Dennis: My parenting style is consistent and diligent. I desire to provide my child with the structure and care she/he needs. I seek to always be available to him/her.

How would you describe your relationship?

 

Elizabeth: In the beginning, she didn't trust us. In her mind, we wouldn't let her go home and be with her family. It took a while for her to identify us as safe people and then as her people or family. She wouldn't let us touch her, hug her, or get too close. Three months of being present and consistent, we went from Mr. Dennis and Mrs. Elizabeth to Mommy and Daddy. Now, she won't go to sleep without giving us kisses, loving, and hugs. She takes my hand and won't let go during long car rides. She often tells us that we are the best parents that she never met before!

 

Dennis:  Our child really likes playing with me. We have a good relationship.

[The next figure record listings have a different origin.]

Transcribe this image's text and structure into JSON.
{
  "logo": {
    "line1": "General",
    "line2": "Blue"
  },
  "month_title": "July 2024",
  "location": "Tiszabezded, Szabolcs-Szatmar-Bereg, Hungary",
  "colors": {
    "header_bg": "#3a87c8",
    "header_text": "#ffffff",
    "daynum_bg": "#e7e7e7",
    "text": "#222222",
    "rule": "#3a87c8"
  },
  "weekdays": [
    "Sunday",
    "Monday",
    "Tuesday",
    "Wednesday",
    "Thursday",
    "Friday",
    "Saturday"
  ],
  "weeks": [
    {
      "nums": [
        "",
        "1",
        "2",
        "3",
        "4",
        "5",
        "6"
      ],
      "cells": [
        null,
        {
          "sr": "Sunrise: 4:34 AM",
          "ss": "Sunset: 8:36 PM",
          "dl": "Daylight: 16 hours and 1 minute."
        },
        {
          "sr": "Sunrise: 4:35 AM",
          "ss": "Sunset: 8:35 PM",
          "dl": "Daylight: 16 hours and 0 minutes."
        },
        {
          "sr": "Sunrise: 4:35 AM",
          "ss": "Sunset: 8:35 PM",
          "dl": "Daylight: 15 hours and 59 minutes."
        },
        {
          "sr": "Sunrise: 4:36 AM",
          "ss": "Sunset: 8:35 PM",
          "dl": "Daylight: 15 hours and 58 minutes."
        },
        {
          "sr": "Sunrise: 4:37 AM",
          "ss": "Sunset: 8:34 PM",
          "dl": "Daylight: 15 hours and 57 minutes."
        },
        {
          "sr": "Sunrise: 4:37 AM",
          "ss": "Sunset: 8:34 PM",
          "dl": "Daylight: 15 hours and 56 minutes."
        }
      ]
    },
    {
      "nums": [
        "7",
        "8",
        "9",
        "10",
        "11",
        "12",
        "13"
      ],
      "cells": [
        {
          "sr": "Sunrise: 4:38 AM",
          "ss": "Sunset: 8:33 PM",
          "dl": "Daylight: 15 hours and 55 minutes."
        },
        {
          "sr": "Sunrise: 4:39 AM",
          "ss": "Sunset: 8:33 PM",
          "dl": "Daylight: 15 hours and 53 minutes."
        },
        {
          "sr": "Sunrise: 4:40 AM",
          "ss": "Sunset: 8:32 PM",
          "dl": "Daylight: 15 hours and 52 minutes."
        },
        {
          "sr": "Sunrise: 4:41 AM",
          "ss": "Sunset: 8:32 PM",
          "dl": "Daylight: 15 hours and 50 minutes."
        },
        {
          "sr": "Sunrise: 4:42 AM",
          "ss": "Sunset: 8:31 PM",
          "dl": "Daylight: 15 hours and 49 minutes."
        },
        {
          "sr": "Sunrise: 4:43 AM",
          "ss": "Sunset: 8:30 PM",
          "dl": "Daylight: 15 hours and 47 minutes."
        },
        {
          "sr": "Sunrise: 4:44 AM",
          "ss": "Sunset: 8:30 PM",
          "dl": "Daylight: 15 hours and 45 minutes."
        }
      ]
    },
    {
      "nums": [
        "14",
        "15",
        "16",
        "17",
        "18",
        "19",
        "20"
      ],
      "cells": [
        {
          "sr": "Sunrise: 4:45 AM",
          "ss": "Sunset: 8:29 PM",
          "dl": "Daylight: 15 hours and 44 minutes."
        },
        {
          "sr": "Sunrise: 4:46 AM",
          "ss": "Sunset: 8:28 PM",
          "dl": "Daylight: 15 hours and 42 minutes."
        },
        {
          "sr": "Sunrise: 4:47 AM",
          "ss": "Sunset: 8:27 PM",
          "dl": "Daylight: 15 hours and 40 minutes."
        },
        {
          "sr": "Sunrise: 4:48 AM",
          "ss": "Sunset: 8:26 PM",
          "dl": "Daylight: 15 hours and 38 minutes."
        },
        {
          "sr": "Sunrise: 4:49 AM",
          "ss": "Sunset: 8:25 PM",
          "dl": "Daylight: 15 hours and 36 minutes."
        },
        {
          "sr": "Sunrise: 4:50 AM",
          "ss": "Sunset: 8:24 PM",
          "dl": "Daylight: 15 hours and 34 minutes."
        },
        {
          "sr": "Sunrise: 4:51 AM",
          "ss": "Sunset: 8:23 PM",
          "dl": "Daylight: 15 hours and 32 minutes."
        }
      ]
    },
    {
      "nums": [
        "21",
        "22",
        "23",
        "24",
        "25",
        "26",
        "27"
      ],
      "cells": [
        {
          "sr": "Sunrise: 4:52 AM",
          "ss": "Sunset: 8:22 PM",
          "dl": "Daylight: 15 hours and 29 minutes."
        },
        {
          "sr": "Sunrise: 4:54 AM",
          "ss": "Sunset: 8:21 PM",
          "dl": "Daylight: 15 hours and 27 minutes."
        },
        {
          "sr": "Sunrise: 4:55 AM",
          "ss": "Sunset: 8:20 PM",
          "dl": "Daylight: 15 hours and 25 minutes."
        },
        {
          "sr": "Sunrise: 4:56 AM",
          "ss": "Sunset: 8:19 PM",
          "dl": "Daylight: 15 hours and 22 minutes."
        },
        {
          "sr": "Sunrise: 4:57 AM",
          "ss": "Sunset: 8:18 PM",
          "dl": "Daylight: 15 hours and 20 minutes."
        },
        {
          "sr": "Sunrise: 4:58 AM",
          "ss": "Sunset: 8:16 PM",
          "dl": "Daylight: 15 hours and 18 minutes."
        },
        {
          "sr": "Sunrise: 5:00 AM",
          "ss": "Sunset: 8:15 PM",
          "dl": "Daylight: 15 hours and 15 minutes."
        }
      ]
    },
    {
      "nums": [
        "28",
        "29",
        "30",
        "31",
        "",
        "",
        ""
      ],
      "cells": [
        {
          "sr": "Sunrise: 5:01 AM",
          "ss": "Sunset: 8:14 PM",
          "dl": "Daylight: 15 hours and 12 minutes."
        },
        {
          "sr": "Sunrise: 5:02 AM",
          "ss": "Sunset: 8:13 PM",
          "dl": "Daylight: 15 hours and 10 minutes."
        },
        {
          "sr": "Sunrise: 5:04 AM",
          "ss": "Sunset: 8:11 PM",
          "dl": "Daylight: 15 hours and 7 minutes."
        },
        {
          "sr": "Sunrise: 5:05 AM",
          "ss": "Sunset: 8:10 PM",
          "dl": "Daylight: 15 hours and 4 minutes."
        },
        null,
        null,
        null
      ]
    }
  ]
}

What are some of your favorite memories and special family events together?

Elizabeth: We first met our child at an adoption celebration event. She spent the majority of the event running from me and trying to find her social worker, it was literally one of the best days of my life. When she talks about that day, she only remembers the fun she had. We spent this past Christmas together as a family. We watched movies, baked together, opened presents, and visited family. She got excited each time we introduced her as our little girl. The best time that we had was when we were decorating, setting up, and getting ready for her fifth birthday party; she couldn't believe everything was about her and for her!

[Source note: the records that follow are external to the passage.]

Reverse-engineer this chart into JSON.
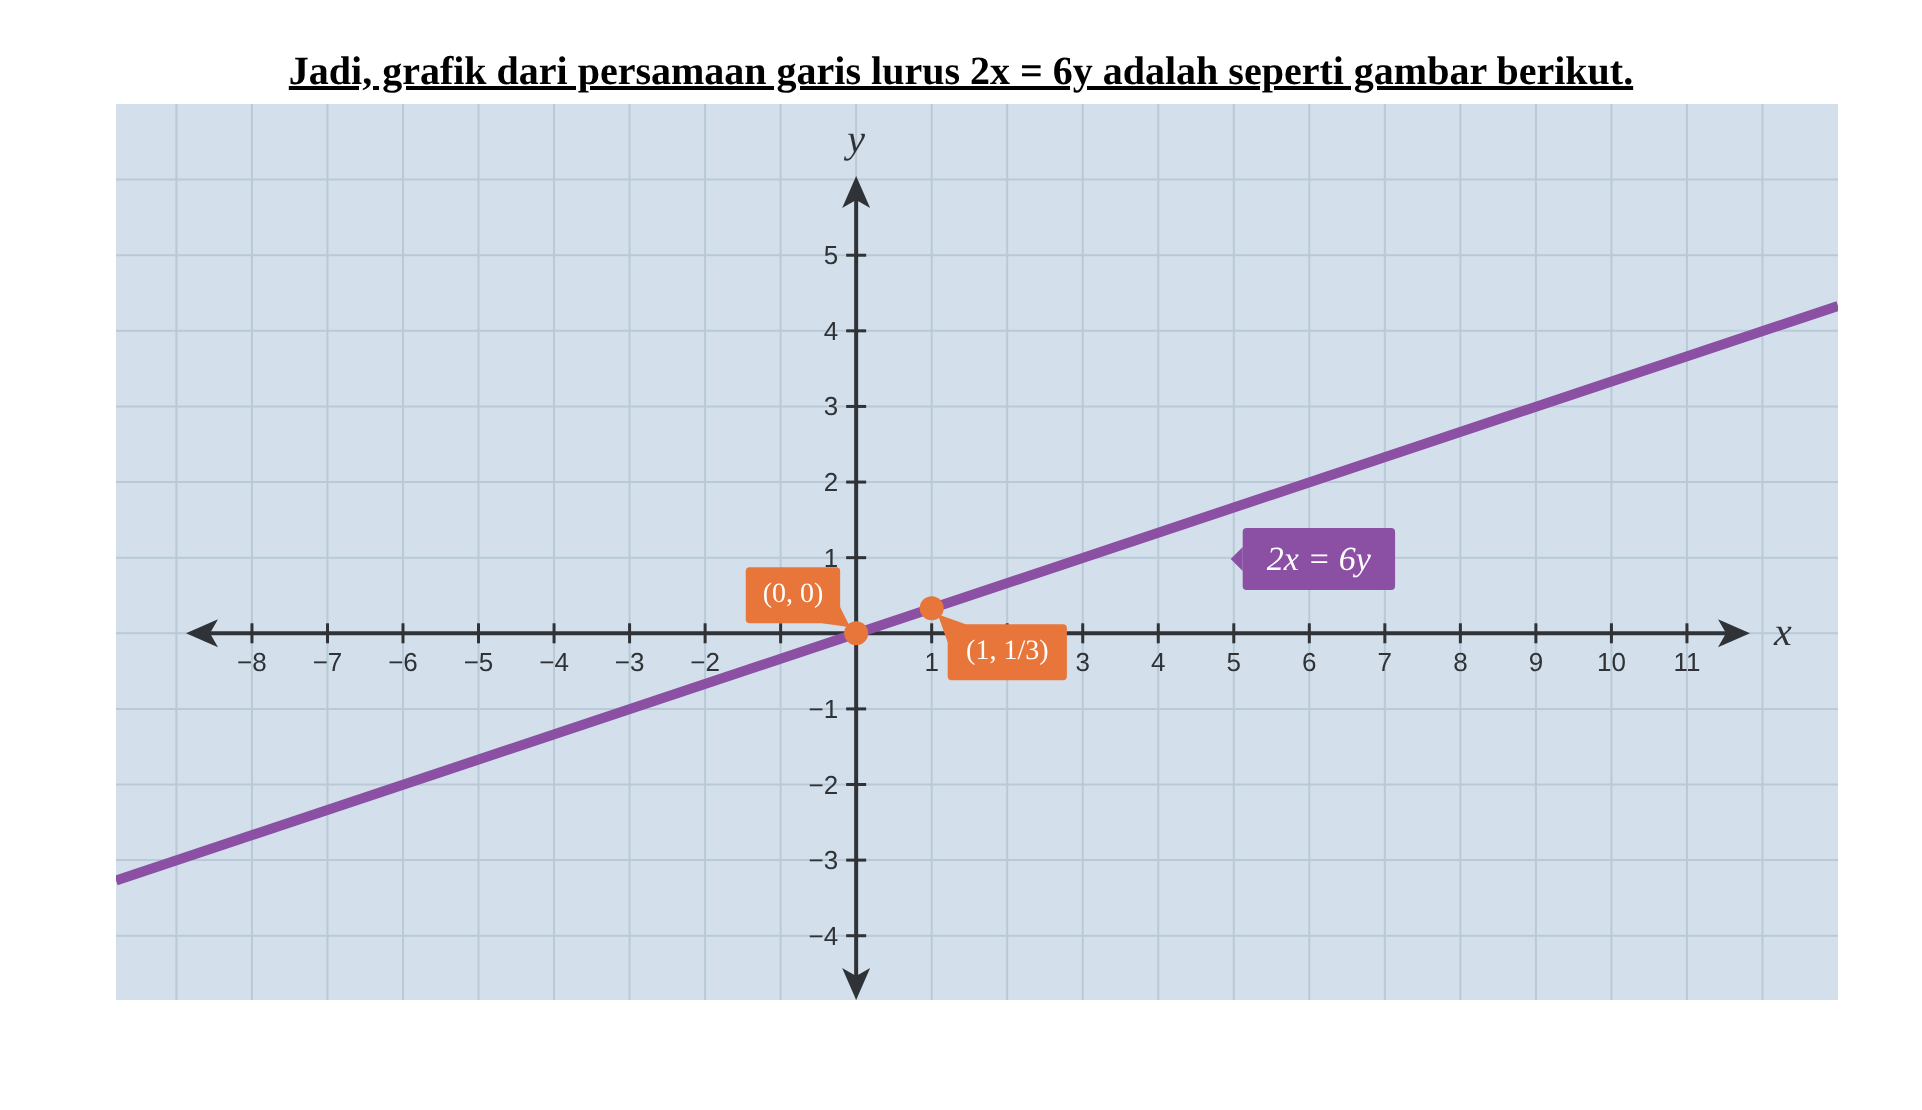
{
  "chart_data": {
    "type": "line",
    "title": "Jadi, grafik dari persamaan garis lurus 2x = 6y adalah seperti gambar berikut.",
    "xlabel": "x",
    "ylabel": "y",
    "xlim": [
      -9.8,
      13
    ],
    "ylim": [
      -4.85,
      7
    ],
    "xticks": [
      {
        "value": -9,
        "label": null
      },
      {
        "value": -8,
        "label": "−8"
      },
      {
        "value": -7,
        "label": "−7"
      },
      {
        "value": -6,
        "label": "−6"
      },
      {
        "value": -5,
        "label": "−5"
      },
      {
        "value": -4,
        "label": "−4"
      },
      {
        "value": -3,
        "label": "−3"
      },
      {
        "value": -2,
        "label": "−2"
      },
      {
        "value": -1,
        "label": null
      },
      {
        "value": 0,
        "label": null
      },
      1,
      {
        "value": 2,
        "label": null
      },
      3,
      4,
      5,
      6,
      7,
      8,
      9,
      10,
      11,
      {
        "value": 12,
        "label": null
      }
    ],
    "yticks": [
      {
        "value": -4,
        "label": "−4"
      },
      {
        "value": -3,
        "label": "−3"
      },
      {
        "value": -2,
        "label": "−2"
      },
      {
        "value": -1,
        "label": "−1"
      },
      {
        "value": 0,
        "label": null
      },
      1,
      2,
      3,
      4,
      5,
      {
        "value": 6,
        "label": null
      }
    ],
    "grid": true,
    "series": [
      {
        "name": "2x = 6y",
        "color": "#8b4fa3",
        "x": [
          -9.8,
          13
        ],
        "values": [
          -3.27,
          4.33
        ]
      },
      {
        "type": "scatter",
        "color": "#e8763a",
        "marker": "circle",
        "x": [
          0,
          1
        ],
        "values": [
          0,
          0.33
        ],
        "value_labels": [
          "(0, 0)",
          "(1, 1/3)"
        ]
      }
    ]
  }
}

Dennis: I enjoy every moment of our family time together!

What type of activities and interests do you do together?

Elizabeth: We go to church as a family (Pre-COVID-19). She loves going to church and playing with her friends. We also have girl's night and that's when she, my Goddaughter, nieces, and myself will all go out to eat and spend the evening shopping for costumes and dresses. We enjoy going to the movies, going to parades, walking and riding bikes, cooking, FaceTime calls with long distance family members, and writing letters to our friends and family.

Dennis: We enjoy doing gymnastics and Circus So Lei acts.

How has adoption affected your lives?

Elizabeth: COVID-19 has put a halt on our adoption finalization. The thought of adoption has changed me forever. I want to make up for all the time that I didn't spend with my child before she came to us. I can't wait for more memories and more firsts. I want to always be emotionally, physically, and spiritually available to her.

Dennis: Now that our family has grown, I have to buy more stuff. I'm outnumbered! The best part of this is that we have outgrown our home and will be looking for a new one in the near future.

What would you like to share with other families who are thinking about fostering and/or adopting a child?

Elizabeth: Do it. Give it a try. It may be difficult. You may have some tough days, but it's worth it in the end. 

Dennis: If you're going to do it, do it. Be informed. Pay attention during training. It will prepare you for what's ahead! When it gets rough, keep going!